A UNIQUE, multi-million-pound obesity unit, due to be built in Southampton, will make the city the envy of the medical world, it has been claimed.
The country's first specialist obesity and nutrition biomedical research unit is one of two created at Southampton University Hospitals NHS Trust thanks to its pioneering research.
Experts there have already shown how poor nutrition as a child can lead to chronic ill health during adulthood.
The second unit will specialise in respiratory disease and new therapeutic approaches to treating asthma and cystic fibrosis and will be one of only three such units in the country.
The units will be worth about £8million in resources during the next four years and be based at Southampton General Hospital.
The Department of Health has created 12 National Institute for Health Research biomedical units across the country at hospital and university partnerships which could show they were at the forefront of medical research.
Biomedical units look at the way natural sciences can be applied to medicine.
Only three other trusts have been allowed to set up two of the new Government-funded units.
Medical director Professor William Roche said: "Our partnership with the university will help us to foster growth in these two areas, driving innovation in the prevention, diagnosis and treatment of ill health.

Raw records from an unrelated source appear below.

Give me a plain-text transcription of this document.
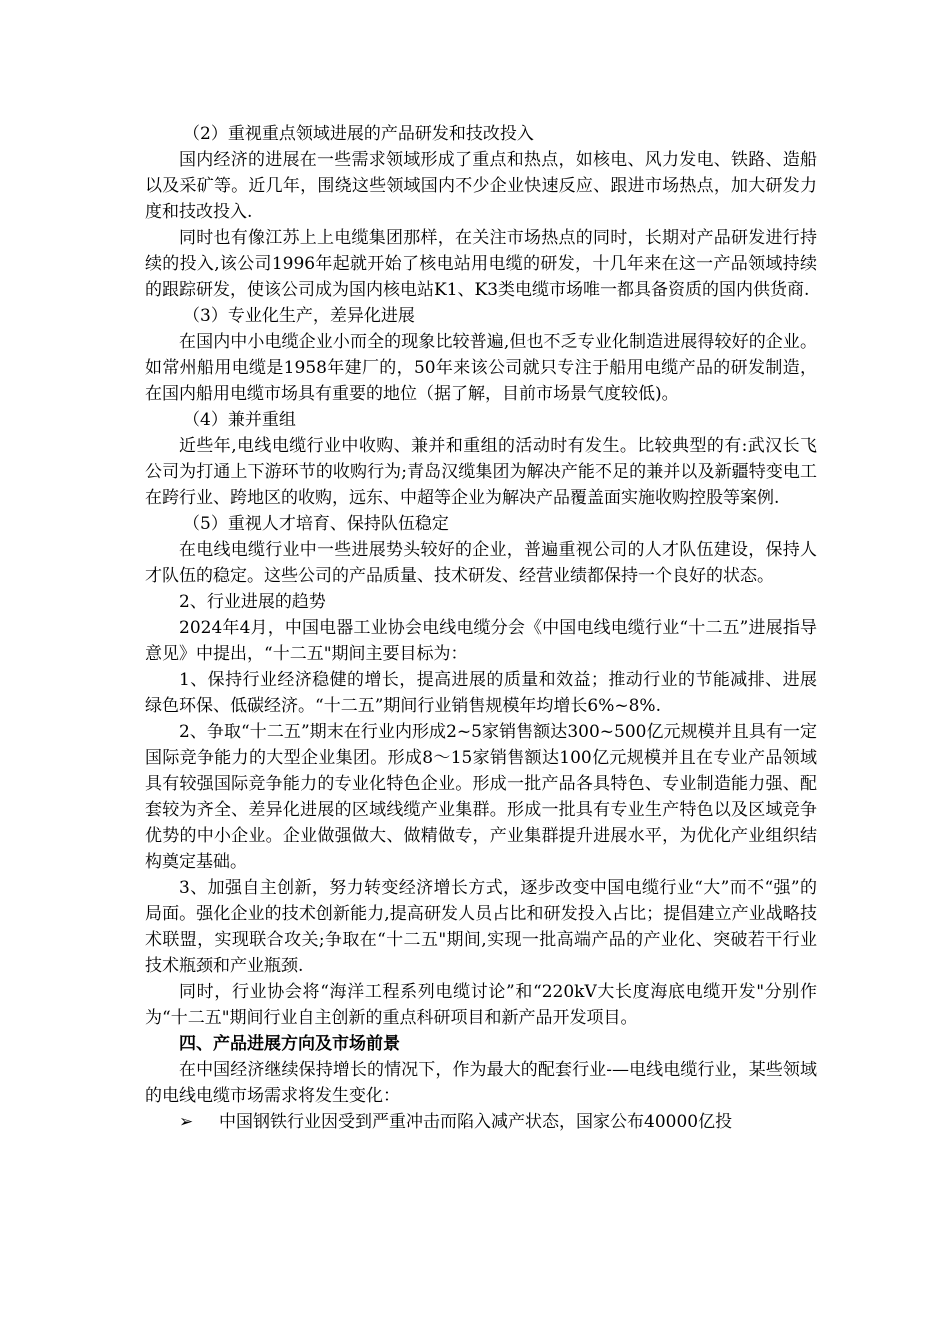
（2）重视重点领域进展的产品研发和技改投入

国内经济的进展在一些需求领域形成了重点和热点，如核电、风力发电、铁路、造船以及采矿等。近几年，围绕这些领域国内不少企业快速反应、跟进市场热点，加大研发力度和技改投入.

同时也有像江苏上上电缆集团那样，在关注市场热点的同时，长期对产品研发进行持续的投入,该公司1996年起就开始了核电站用电缆的研发，十几年来在这一产品领域持续的跟踪研发，使该公司成为国内核电站K1、K3类电缆市场唯一都具备资质的国内供货商.

（3）专业化生产，差异化进展

在国内中小电缆企业小而全的现象比较普遍,但也不乏专业化制造进展得较好的企业。如常州船用电缆是1958年建厂的，50年来该公司就只专注于船用电缆产品的研发制造，在国内船用电缆市场具有重要的地位（据了解，目前市场景气度较低)。

（4）兼并重组

近些年,电线电缆行业中收购、兼并和重组的活动时有发生。比较典型的有:武汉长飞公司为打通上下游环节的收购行为;青岛汉缆集团为解决产能不足的兼并以及新疆特变电工在跨行业、跨地区的收购，远东、中超等企业为解决产品覆盖面实施收购控股等案例.

（5）重视人才培育、保持队伍稳定

在电线电缆行业中一些进展势头较好的企业，普遍重视公司的人才队伍建设，保持人才队伍的稳定。这些公司的产品质量、技术研发、经营业绩都保持一个良好的状态。

2、行业进展的趋势

2024年4月，中国电器工业协会电线电缆分会《中国电线电缆行业“十二五”进展指导意见》中提出，“十二五"期间主要目标为：

1、保持行业经济稳健的增长，提高进展的质量和效益；推动行业的节能减排、进展绿色环保、低碳经济。“十二五”期间行业销售规模年均增长6%~8%.

2、争取“十二五”期末在行业内形成2~5家销售额达300~500亿元规模并且具有一定国际竞争能力的大型企业集团。形成8～15家销售额达100亿元规模并且在专业产品领域具有较强国际竞争能力的专业化特色企业。形成一批产品各具特色、专业制造能力强、配套较为齐全、差异化进展的区域线缆产业集群。形成一批具有专业生产特色以及区域竞争优势的中小企业。企业做强做大、做精做专，产业集群提升进展水平，为优化产业组织结构奠定基础。

3、加强自主创新，努力转变经济增长方式，逐步改变中国电缆行业“大”而不“强”的局面。强化企业的技术创新能力,提高研发人员占比和研发投入占比；提倡建立产业战略技术联盟，实现联合攻关;争取在“十二五"期间,实现一批高端产品的产业化、突破若干行业技术瓶颈和产业瓶颈.

同时，行业协会将“海洋工程系列电缆讨论”和“220kV大长度海底电缆开发"分别作为“十二五"期间行业自主创新的重点科研项目和新产品开发项目。

四、产品进展方向及市场前景

在中国经济继续保持增长的情况下，作为最大的配套行业-—电线电缆行业，某些领域的电线电缆市场需求将发生变化：

➢ 中国钢铁行业因受到严重冲击而陷入减产状态，国家公布40000亿投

"The vision for the future is that nutrition can be used as a focus through which a range of major health problems can be addressed directly.
"By improving the health of the people in and around Southampton, and establishing a focus of excellence on the south coast, a model will be established which will help define national policy and to which others in the world can aspire."
He went on to say the respiratory research will include five clinical programmes, including preventing asthma in young children, preventing lung damage in premature babies and overcoming antibiotic resistance in cystic fibrosis.
The trust is also aiming to develop better imaging of the lungs.
It is hoped that in taking basic medical research out of the laboratory and putting it into the hospital clinic will mean patients can benefit from scientific breakthroughs sooner.
Southampton City Primary Care Trust consultant in public health Dr Graham Watkinson said: "We are pleased that Southampton University Hospital NHS Trust has been awarded two new biomedical research units. Lowering the levels of obesity and reducing the burden of respiratory disease in the city is important to us and our population."